Leading Signalman Henry Charles Seymour, Royal Navy


Remembering the Fallen: on this day in 1917, Leading Signalman Henry Charles Seymour died at sea when the HMS Begonia went down with all hands off Casablanca. He and his crew members (numbering ninety-four) are commemorated on the Portsmouth Naval Memorial. Henry, from Leytonstone, was 23 years old.

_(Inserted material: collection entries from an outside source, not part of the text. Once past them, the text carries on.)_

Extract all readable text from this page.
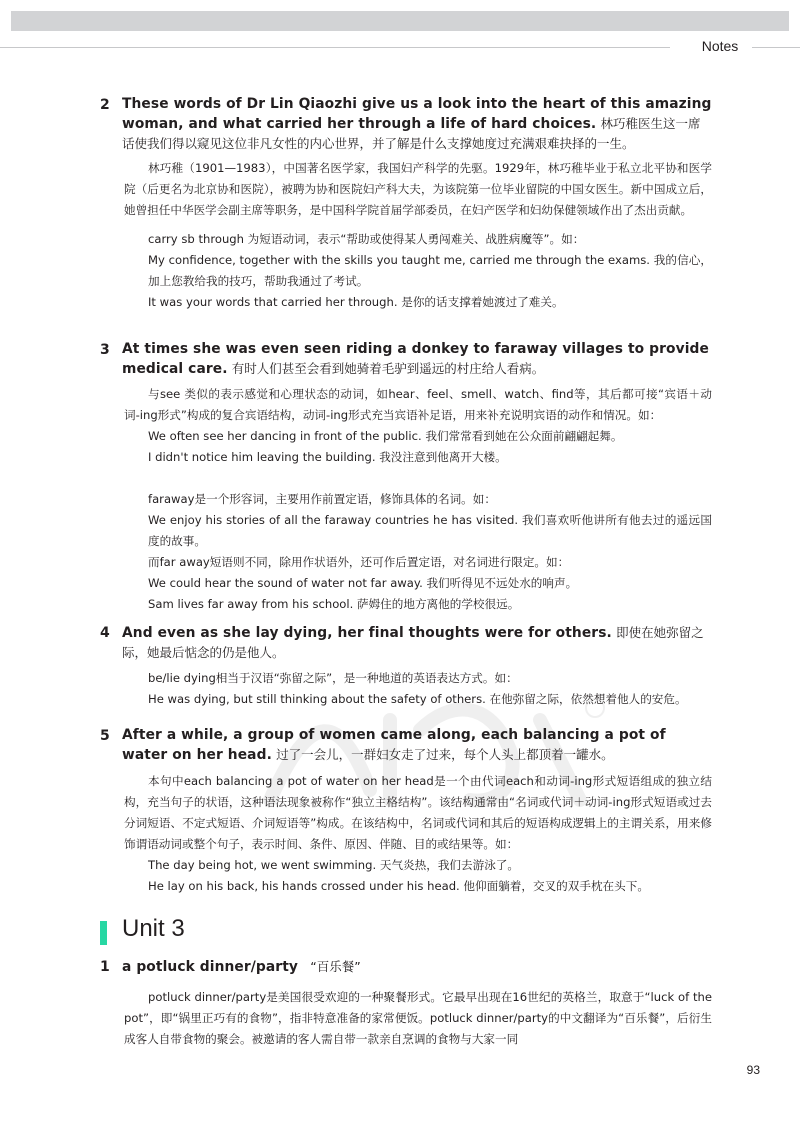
Notes
2 These words of Dr Lin Qiaozhi give us a look into the heart of this amazing woman, and what carried her through a life of hard choices. 林巧稚医生这一席话使我们得以窥见这位非凡女性的内心世界，并了解是什么支撑她度过充满艰难抉择的一生。

林巧稚（1901—1983），中国著名医学家，我国妇产科学的先驱。1929年，林巧稚毕业于私立北平协和医学院（后更名为北京协和医院），被聘为协和医院妇产科大夫，为该院第一位毕业留院的中国女医生。新中国成立后，她曾担任中华医学会副主席等职务，是中国科学院首届学部委员，在妇产医学和妇幼保健领域作出了杰出贡献。

carry sb through 为短语动词，表示“帮助或使得某人勇闯难关、战胜病魔等”。如：

My confidence, together with the skills you taught me, carried me through the exams. 我的信心，加上您教给我的技巧，帮助我通过了考试。

It was your words that carried her through. 是你的话支撑着她渡过了难关。

3 At times she was even seen riding a donkey to faraway villages to provide medical care. 有时人们甚至会看到她骑着毛驴到遥远的村庄给人看病。

与see 类似的表示感觉和心理状态的动词，如hear、feel、smell、watch、find等，其后都可接“宾语＋动词-ing形式”构成的复合宾语结构，动词-ing形式充当宾语补足语，用来补充说明宾语的动作和情况。如：

We often see her dancing in front of the public. 我们常常看到她在公众面前翩翩起舞。

I didn't notice him leaving the building. 我没注意到他离开大楼。

faraway是一个形容词，主要用作前置定语，修饰具体的名词。如：

We enjoy his stories of all the faraway countries he has visited. 我们喜欢听他讲所有他去过的遥远国度的故事。

而far away短语则不同，除用作状语外，还可作后置定语，对名词进行限定。如：

We could hear the sound of water not far away. 我们听得见不远处水的响声。

Sam lives far away from his school. 萨姆住的地方离他的学校很远。

4 And even as she lay dying, her final thoughts were for others. 即使在她弥留之际，她最后惦念的仍是他人。

be/lie dying相当于汉语“弥留之际”，是一种地道的英语表达方式。如：

He was dying, but still thinking about the safety of others. 在他弥留之际，依然想着他人的安危。

5 After a while, a group of women came along, each balancing a pot of water on her head. 过了一会儿，一群妇女走了过来，每个人头上都顶着一罐水。

本句中each balancing a pot of water on her head是一个由代词each和动词-ing形式短语组成的独立结构，充当句子的状语，这种语法现象被称作“独立主格结构”。该结构通常由“名词或代词＋动词-ing形式短语或过去分词短语、不定式短语、介词短语等”构成。在该结构中，名词或代词和其后的短语构成逻辑上的主谓关系，用来修饰谓语动词或整个句子，表示时间、条件、原因、伴随、目的或结果等。如：

The day being hot, we went swimming. 天气炎热，我们去游泳了。

He lay on his back, his hands crossed under his head. 他仰面躺着，交叉的双手枕在头下。

Unit 3
1 a potluck dinner/party “百乐餐”

potluck dinner/party是美国很受欢迎的一种聚餐形式。它最早出现在16世纪的英格兰，取意于“luck of the pot”，即“锅里正巧有的食物”，指非特意准备的家常便饭。potluck dinner/party的中文翻译为“百乐餐”，后衍生成客人自带食物的聚会。被邀请的客人需自带一款亲自烹调的食物与大家一同

93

HMS Begonia was one of twelve Azalea* Class sweeping sloops completed for the Royal Navy, and was launched in August of 1915. She had been torpedoed while on patrol off Ireland in the following March with the loss of two ratings, towed into Queenstown and reconstructed to resemble a small coaster before being commissioned in August of 1917 as Q-ship 10. There are varying reports as to her fate, some indicate she was in a collision or torpedoed by U151, but it is believed that the submarine was in collision with HMS Parthian, based on the U-boat’s war diary which describes a collision with a destroyer or small cruiser and not a Q-ship. HMS Begonia is thus considered missing after sailing on the 3rd of September, 1917, in merchantman’s guise. It is not difficult to guess at her fate. The Germans had adopted unrestricted submarine warfare as of February of 1917; U-boats could torpedo merchant ships without warning, which they did. Convoys were therefore introduced, and with fewer ships traveling alone, and increasingly sailing armed, the enemy moved away from surface gunnery actions towards torpedo attacks.

*The “flower class” sloops were designed on merchant ship lines, and were easily adaptable for conversion to Q-ships. They were employed mainly on convoy and anti-submarine work. Nine of the twelve were lost during the Great War.